Delayed eruption of teeth Part 4

Other systemic conditions associated with impairment of growth, such as anemia (hypoxic hypoxia, histotoxic hypoxia, and anemic hypoxia) and renal failure, have also been correlated with DTE and other abnormalities in dentofacial development.

Genetic disorders

DTE has been found to be a feature in many genetic disorders and syndromes. Various mechanisms have been suggested to explain DTE in these conditions. A generalized developmental delay in permanent tooth formation is seen in Apert syndrome. Supernumerary teeth have been found to be responsible for DTE in Apert syndrome, cleidocranial dysostosis, and Gardner syndrome. There is considerable evidence to implicate the periodontal tissues’ development in DTE. Abnormalities in these tissues, as have been found in some syndromes, might be a factor in DTE. Lack of cellular cementum has been found in cleidocranial dysplasia; cementum-like proliferations and obliteration of periodontal-ligament space with resultant ankylosis have been noted in Gardner syndrome.

Tooth eruption is also regulated by various cytokines, including epidermal growth factor, transforming growth factor, interleukin-1, and colony stimulating factor. Lack of appropriate inflammatory response, an inadequate expression of some cytokines, and increased bone density that impedes resorption have been noted to be factors for DTE in some syndromes. In osteopetrosis, sclerosteosis, Carpenter syndrome, Apert syndrome, cleidocranial dysplasia, pyknodysostosis, and others, underlying defects in bone resorption and other operating mechanisms might be responsible for DTE. Conversely, bone resorption is enhanced in hyperimmunoglobulin E syndrome, but DTE has been noted as a feature of this condition. This has been suggested to be due to defective root resorption of the deciduous teeth or the presence of a protective factor on the root that resists physiologic resorption. Tumors and cysts in the jaws can also cause interference with tooth eruption. Occasionally, some syndromes or genetic disorders are associated with multiple tumors or cysts in the jaws, and these might lead to generalized DTE. Gorlin syndrome, cherubism, and Gardner syndrome are such disorders, in which DTE might be the result of interference to eruption by these lesions.
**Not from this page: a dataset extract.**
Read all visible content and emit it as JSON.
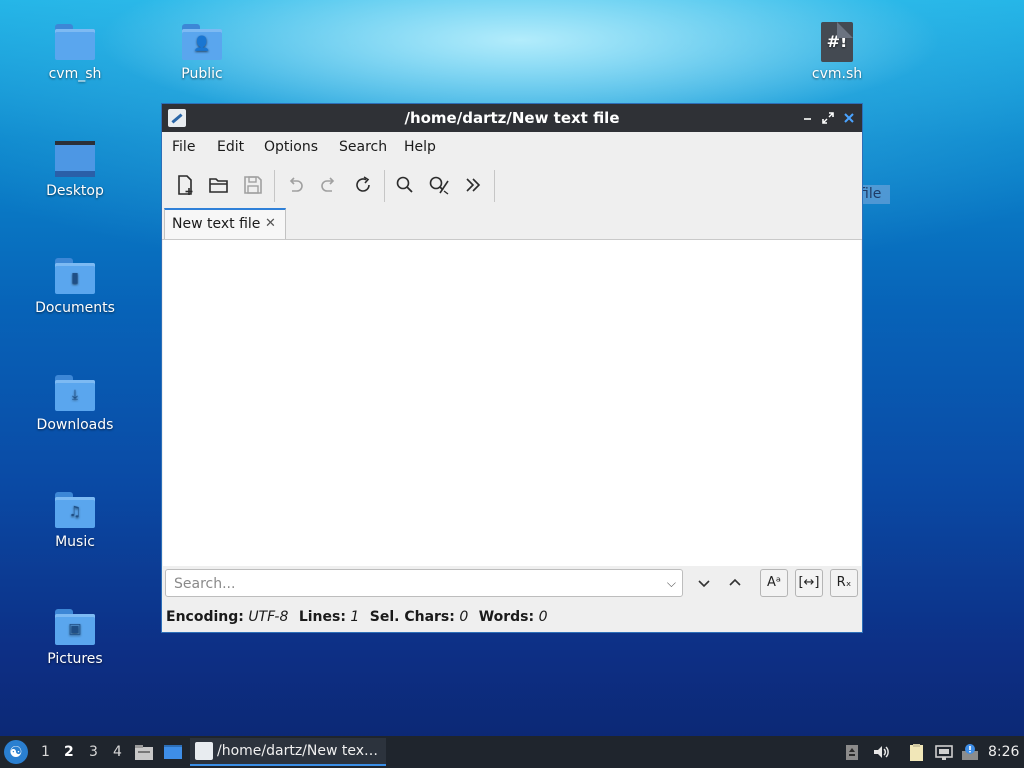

Occasionally, families are found in which a generalized delay in the eruption of teeth is noted. Patient medical history might be totally unremarkable, with DTE as the only finding. The presence of a gene for tooth eruption has also been suggested, and its “delayed onset” might be responsible for DTE in “inherited retarded eruption.” Delayed development of isolated teeth has also been reported.

This is most commonly seen in the premolar region. Profitt and Vig hypothesized that a “gradient of eruption” might exist distally along the dental lamina. This could explain the frequency of DTE in posterior teeth. Some patients who have delayed eruption of the second molars alone might fall into the category of mild eruption failure syndrome.

CLINICAL IMPLICATIONS

Accurate diagnosis of DTE is an important but complicated process. When teeth do not erupt at the expected age (mean _ 2 SD), a careful evaluation should be performed to establish the etiology and the treatment plan accordingly. The importance of the patient’s medical history cannot be overstated. A wide variety of disorders has been reported in the literature to be associated with DTE. Family information and information from affected patients about unusual variations in eruption patterns should be investigated. Clinical examination should be done methodically and must begin with the overall physical evaluation of the patient. Although the presence of syndromes is usually obvious, in the mild forms, only a careful examination will reveal the abnormalities.

Right-left variations in eruption timings are minimal in most patients, but significant deviations might be associated with (for example) tumors or hemifacial microsomia or macrosomia and should alert the clinician to perform further investigation.

Intraoral examination should include inspection, palpation, percussion, and radiographic examination. The clinician should inspect for gross soft tissue pathology, scars, swellings, and fibrous or dense frenal attachments. Careful observation and palpation of the alveolar ridges buccally and lingually usually shows the characteristic bulge of a tooth in the process of eruption. Palpation producing pain, crackling, or other symptoms should be further evaluated for pathology. In patients in whom a deciduous tooth is overretained, with respect to either the contralateral side or the mean

exfoliation age for the patient’s sex and ethnicity, the deciduous tooth and the supporting structures should be thoroughly examined. Ankylosed teeth also interfere with the vertical development of the alveolus. Retention of the deciduous tooth might lead to deflection of the succedaneous tooth and resorptive damage of the adjacent teeth.

Schour and Massler, Nolla, Moorrees et al, and Koyoumdjisky-Kaye et al have developed tables and diagrammatic charts of the stages of tooth development, starting from the initiation of the calcification process to the completion of the root apex of each tooth. Norms with the average chronologic ages at which each stage occurs are also provided. Root development, with few exceptions, proceeds in a fairly constant manner.